EPIdémie - Recherche 4 (Activité introductive)

Une activité introductive possible pour réfléchir aux limites d’un modèle

« Les modèles ne sont pas meilleurs que les hypothèses que l’on a faites pour les construire ».

Résumé

Elaboration d’un modèle de propagation d’une épidémie.

Discipline(s)

Mathématiques.

Notions disciplinaires

Mathématiques : Calculer des probabilités dans un cas simple.

Capacités et attitudes disciplinaires travaillées

Mathématiques : Introduction aux probabilités.

Traduire en langage mathématique une situation réelle, Comprendre et utiliser une simulation, Valider ou invalider un modèle, Comparer une situation à un modèle connue (par exemple un modèle aléatoire).

Capacités transversales

Introduction à la notion de modèle.

Matériel nécessaire/utile

Dé ou pièce ; éventuellement : logiciel Excel.

Durée, modalités

Une séance.

 

Objectifs

L’activité suivante permet de faire émerger la notion de modélisation, et notamment d’introduire une réflexion sur l’importance de la bonne construction du modèle (et notamment de l’étape décisive où l’on convertit nos hypothèses en règles de construction du modèle). Elle peut également être un outil pour préparer à introduire la notion de probabilité.

 

Situation de départ

C’est bien connu, les élèves ont une maladie : ils veulent tout le temps se mettre debout ! On va étudier la propagation d’une telle maladie au sein de la classe…

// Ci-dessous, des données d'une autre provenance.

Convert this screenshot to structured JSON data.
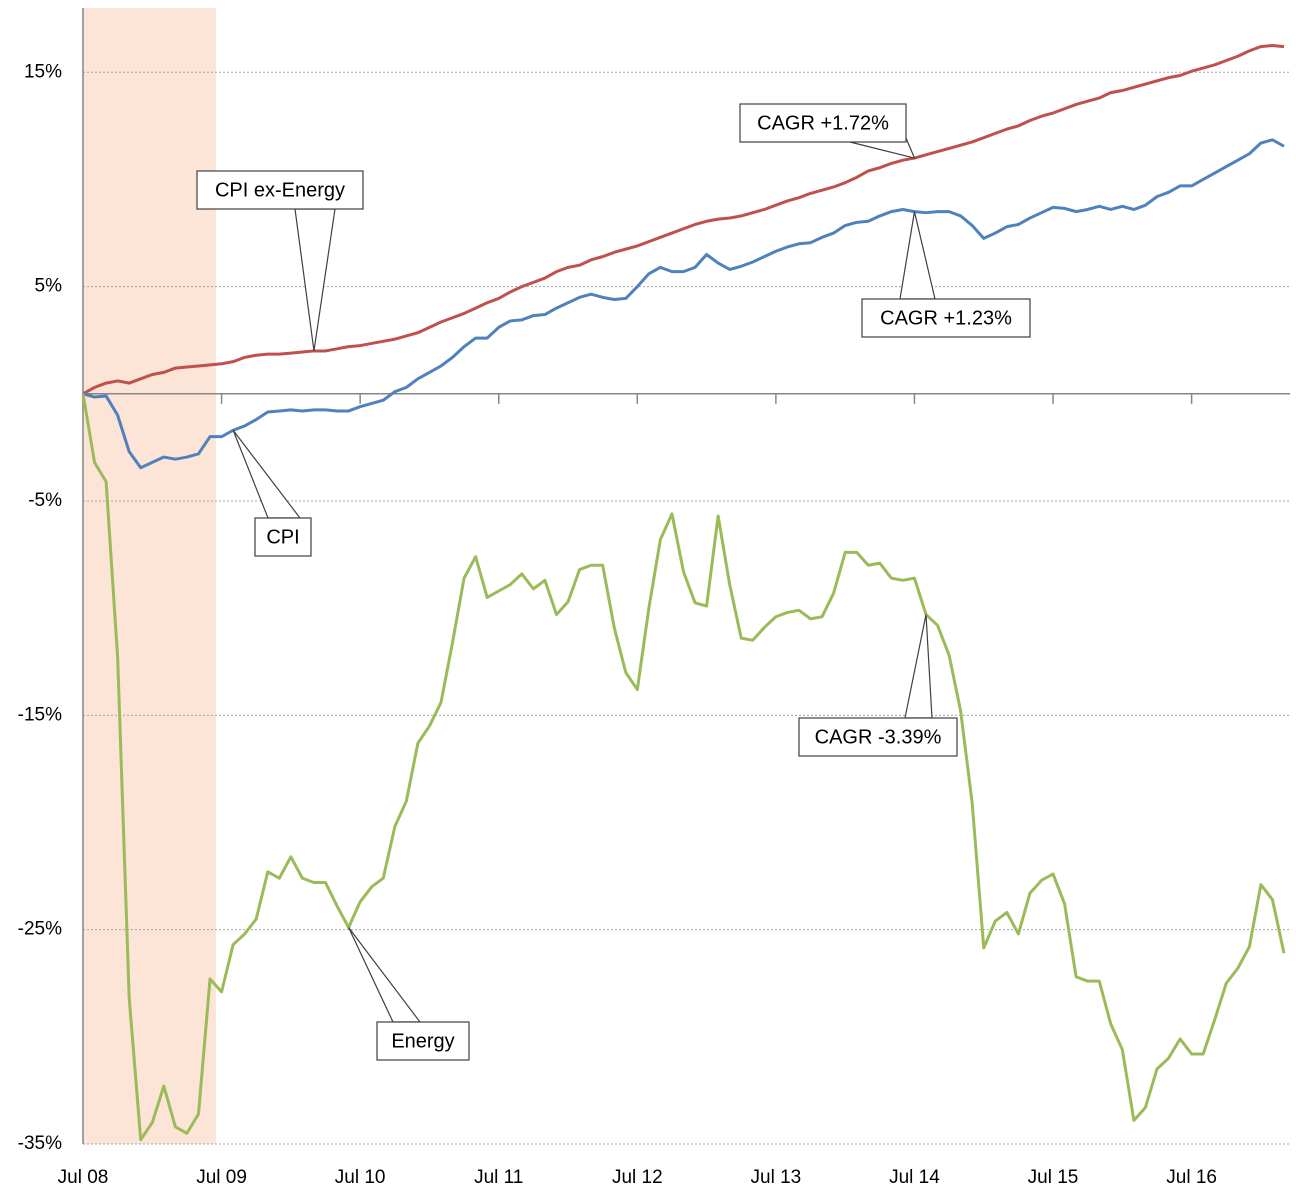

Des données scientifiques nous informent que chaque élève au contact d'un individu infecté a une chance sur deux d’être contaminé à son tour. On interroge les élèves pour déterminer la méthode à suivre pour savoir qui est contaminé. Les élèves sont amenés à proposer l’utilisation d’une pièce ou d’un dé. La manipulation sera faite jusqu’à ce que tous les élèves soient contaminés (ou un nombre déterminé d’élèves).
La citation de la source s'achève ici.